RESUMO
Establishing and maintaining appropriate gene repression is critical for the health and development of multicellular organisms. Histone H3 lysine 27 (H3K27) methylation is a chromatin modification associated with repressed facultative heterochromatin, but the mechanism of this repression remains unclear. We used a forward genetic approach to identify genes involved in transcriptional silencing of H3K27-methylated chromatin in the filamentous fungus Neurospora crassa. We found that the N. crassa homologs of ISWI (NCU03875) and ACF1 (NCU00164) are required for repression of a subset of H3K27-methylated genes and that they form an ACF chromatin-remodeling complex. This ACF complex interacts with chromatin throughout the genome, yet association with facultative heterochromatin is specifically promoted by the H3K27 methyltransferase, SET-7. H3K27-methylated genes that are upregulated when iswi or acf1 are deleted show a downstream shift of the +1 nucleosome, suggesting that proper nucleosome positioning is critical for repression of facultative heterochromatin. Our findings support a direct role of the ACF complex in Polycomb repression.

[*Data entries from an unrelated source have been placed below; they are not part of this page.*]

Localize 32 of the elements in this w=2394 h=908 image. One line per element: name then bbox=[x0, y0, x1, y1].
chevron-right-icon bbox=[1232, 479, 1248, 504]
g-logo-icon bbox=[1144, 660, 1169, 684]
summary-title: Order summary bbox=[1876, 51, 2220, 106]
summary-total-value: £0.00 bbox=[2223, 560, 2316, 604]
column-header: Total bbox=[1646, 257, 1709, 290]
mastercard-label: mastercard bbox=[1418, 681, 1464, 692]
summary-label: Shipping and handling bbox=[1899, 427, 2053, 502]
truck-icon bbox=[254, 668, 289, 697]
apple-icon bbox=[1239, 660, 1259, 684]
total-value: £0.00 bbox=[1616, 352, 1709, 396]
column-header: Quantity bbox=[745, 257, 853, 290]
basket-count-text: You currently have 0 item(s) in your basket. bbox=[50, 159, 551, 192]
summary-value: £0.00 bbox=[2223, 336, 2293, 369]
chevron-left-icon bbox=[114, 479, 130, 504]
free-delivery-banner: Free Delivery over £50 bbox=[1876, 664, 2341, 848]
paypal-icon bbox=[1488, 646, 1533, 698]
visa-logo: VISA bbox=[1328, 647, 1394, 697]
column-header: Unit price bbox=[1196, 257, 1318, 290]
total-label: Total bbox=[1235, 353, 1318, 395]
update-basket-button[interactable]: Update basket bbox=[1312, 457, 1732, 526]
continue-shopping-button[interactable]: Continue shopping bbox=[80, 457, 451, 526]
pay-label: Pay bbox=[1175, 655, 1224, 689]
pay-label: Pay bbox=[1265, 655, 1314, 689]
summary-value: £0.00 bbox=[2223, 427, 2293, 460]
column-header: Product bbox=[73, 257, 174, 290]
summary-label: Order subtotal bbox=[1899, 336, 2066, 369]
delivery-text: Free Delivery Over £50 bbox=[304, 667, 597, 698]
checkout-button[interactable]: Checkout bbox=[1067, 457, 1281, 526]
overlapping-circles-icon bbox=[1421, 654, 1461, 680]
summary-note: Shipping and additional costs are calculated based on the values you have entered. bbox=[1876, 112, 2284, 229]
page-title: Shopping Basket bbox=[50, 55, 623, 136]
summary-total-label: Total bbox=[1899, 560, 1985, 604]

All the cells in an organism contain the exact same DNA, yet each type of cell performs a different role. They achieve this by turning specific genes on or off. To do this, cells wind their genetic code into structures called nucleosomes, which work a bit like spools of thread. Chemical modifications on these nucleosomes can determine whether a cell will use the genes spooled around it or not. In many organisms, cells can turn genes off using a modification called H3K27 methylation. This mark attracts a protein complex called PRC1 that packs the genes away, making them inaccessible to the proteins that would activate them. But the filamentous fungus Neurospora crassa does not produce PRC1. This suggests that this organism must keep genes with the H3K27 mark switched off in a different way. One possibility is that H3K27 methylation somehow leads to changes in the position of nucleosomes on the genome, since having nucleosomes near the beginning of gene sequences can stop the cell from reading the code. One protein complex responsible for positioning nucleosomes is known as the ATP-utilizing chromatin assembly and remodeling factor (ACF) complex, but it remained unknown whether it interacted with H3K27 methylation marks. To investigate further, Wiles et al. generated strains of Neurospora crassa that did not synthesize ACF and discovered that many of their genes, including ones marked with H3K27, were turned on. This was probably because the nucleosomes had shifted out of position, allowing the proteins responsible for activating the genes to gain access to the start of the genes' sequences. Turning genes on and off at the right time is crucial for development, cell survival, and is key in tissues and organs working properly. Understanding the role of ACF adds to what we know about this complex process, which is involved in many diseases, including cancer.